4 Ocak 2016 Pazartesi

RENGİNİ ARAYAN PUDRA

Bir kütüphane kitabı daha!
Kitaba ismini veren Pudra, bir yarasa ancak diğerlerinin aksine beyaz renkli bir yarasa. Bu farklılık onun çok canını sıkıyor ve arkadaşları gibi siyah olmak için çözüm yolları arıyor ama ne yapsa işe yaramıyor. Sonunda siyah olmak yerine kendisine beyaz arkadaşlar bulmak üzere yola çıkıyor. Yolda kimlerle mi karşılaşıyor? Tıpkı kendisi gibi asılarak uyuyan beyaz çoraplar, rüzgârda uçuşan kullanılmış kâğıt mendil... İşte Deniz'i en neşelendiren kısım:
Rüzgâr daha da hızlandı
"Ne kadar hızlı uçuyorsun!.. Beklesene...

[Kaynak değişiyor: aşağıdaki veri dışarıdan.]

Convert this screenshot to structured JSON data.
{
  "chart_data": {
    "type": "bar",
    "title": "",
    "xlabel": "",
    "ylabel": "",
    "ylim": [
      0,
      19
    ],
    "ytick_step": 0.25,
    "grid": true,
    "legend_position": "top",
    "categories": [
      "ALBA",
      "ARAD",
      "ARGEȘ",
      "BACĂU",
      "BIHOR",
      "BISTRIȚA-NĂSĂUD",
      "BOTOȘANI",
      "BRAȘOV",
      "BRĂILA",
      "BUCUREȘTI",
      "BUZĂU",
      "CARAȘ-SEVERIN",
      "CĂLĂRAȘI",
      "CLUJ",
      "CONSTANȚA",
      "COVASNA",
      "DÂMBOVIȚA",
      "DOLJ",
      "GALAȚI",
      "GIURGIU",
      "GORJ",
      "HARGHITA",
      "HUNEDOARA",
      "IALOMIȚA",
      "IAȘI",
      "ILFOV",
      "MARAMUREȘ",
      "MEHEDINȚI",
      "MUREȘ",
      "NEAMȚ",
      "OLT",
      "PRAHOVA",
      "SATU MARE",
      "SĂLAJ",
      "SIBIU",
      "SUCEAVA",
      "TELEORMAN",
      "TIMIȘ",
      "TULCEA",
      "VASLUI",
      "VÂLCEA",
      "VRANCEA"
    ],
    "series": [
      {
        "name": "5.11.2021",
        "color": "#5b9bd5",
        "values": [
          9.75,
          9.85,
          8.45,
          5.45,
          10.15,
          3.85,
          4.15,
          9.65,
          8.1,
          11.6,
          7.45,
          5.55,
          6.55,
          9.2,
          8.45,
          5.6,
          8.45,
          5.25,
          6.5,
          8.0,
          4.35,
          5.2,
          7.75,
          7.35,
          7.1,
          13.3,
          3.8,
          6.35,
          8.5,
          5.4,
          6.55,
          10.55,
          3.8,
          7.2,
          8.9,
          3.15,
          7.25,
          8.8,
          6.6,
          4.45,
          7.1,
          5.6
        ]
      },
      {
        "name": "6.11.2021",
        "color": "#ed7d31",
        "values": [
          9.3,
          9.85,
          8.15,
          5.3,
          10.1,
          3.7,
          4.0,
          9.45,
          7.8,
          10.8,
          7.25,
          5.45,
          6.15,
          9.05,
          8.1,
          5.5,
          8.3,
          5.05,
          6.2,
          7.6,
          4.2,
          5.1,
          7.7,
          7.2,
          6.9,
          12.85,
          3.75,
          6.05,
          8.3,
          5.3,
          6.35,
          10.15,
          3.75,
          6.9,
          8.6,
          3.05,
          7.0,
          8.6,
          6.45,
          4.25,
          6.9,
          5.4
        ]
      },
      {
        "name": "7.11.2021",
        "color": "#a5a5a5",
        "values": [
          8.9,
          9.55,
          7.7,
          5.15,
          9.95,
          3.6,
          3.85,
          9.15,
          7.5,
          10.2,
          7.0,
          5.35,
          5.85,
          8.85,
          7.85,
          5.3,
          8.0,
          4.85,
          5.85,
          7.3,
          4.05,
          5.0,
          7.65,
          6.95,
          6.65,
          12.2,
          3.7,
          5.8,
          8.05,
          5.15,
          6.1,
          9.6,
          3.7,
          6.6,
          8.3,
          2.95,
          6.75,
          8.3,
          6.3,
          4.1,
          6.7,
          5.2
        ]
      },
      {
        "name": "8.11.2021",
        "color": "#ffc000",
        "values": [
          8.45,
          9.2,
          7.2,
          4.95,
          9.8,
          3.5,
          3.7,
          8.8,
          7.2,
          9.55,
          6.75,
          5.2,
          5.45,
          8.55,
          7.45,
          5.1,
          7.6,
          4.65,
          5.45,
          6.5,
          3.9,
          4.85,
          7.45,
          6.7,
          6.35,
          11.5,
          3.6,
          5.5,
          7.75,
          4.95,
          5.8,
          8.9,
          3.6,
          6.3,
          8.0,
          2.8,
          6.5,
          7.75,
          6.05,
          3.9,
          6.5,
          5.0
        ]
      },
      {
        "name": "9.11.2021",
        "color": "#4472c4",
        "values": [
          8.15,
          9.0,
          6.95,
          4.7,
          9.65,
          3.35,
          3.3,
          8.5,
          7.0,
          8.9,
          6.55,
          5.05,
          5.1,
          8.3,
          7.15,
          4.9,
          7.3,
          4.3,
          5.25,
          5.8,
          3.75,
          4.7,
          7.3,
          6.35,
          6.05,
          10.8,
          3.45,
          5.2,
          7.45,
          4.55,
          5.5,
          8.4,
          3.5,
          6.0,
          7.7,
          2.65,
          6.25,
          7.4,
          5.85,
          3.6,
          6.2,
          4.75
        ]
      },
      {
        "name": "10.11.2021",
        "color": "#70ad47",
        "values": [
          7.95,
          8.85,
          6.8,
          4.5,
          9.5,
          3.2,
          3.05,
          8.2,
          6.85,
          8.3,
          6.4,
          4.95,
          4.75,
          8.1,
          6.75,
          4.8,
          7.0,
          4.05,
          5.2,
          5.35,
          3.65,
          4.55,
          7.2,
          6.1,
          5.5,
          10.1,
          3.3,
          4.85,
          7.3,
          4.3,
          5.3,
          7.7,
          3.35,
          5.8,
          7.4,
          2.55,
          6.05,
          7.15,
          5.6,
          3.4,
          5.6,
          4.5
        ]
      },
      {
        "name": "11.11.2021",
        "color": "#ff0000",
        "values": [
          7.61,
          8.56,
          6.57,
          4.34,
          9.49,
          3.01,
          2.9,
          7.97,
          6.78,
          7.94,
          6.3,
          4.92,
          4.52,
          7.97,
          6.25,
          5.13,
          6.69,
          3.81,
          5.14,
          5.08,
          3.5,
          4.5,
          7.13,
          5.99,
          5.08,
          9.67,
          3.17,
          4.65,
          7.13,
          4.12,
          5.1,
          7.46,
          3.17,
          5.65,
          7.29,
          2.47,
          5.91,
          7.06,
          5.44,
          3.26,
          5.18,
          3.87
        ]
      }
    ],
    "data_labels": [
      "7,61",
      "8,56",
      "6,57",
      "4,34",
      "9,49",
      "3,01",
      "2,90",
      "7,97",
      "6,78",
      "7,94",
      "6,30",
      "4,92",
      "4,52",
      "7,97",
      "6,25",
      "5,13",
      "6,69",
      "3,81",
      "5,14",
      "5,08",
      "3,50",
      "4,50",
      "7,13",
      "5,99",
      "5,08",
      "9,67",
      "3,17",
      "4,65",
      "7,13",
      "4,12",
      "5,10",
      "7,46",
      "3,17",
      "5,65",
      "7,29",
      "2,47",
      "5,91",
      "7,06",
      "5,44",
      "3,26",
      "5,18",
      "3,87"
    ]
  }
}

Arkadaş olup birlikte oyunlar oynayabiliriz."
Rüzgâr birdenbire anafor yapıp, kullanılmış kâğıt mendili çimenlerin üstüne savurdu.
"Çimenlerde mi oynamak istiyorsun?.. dedi nefes nefese Pudra. "Dur artık!.. Dur da oynayalım..."
Dış görünüşümüzün, farklılıklarımızın dostluklarımıza engel olamayacağını, dezavantaj gibi gördüğümüz kimi fiziksel özelliklerimizin bazı durumlarda nasıl da işe yaradığına dair eğlenceli, akıcı bir hikâye.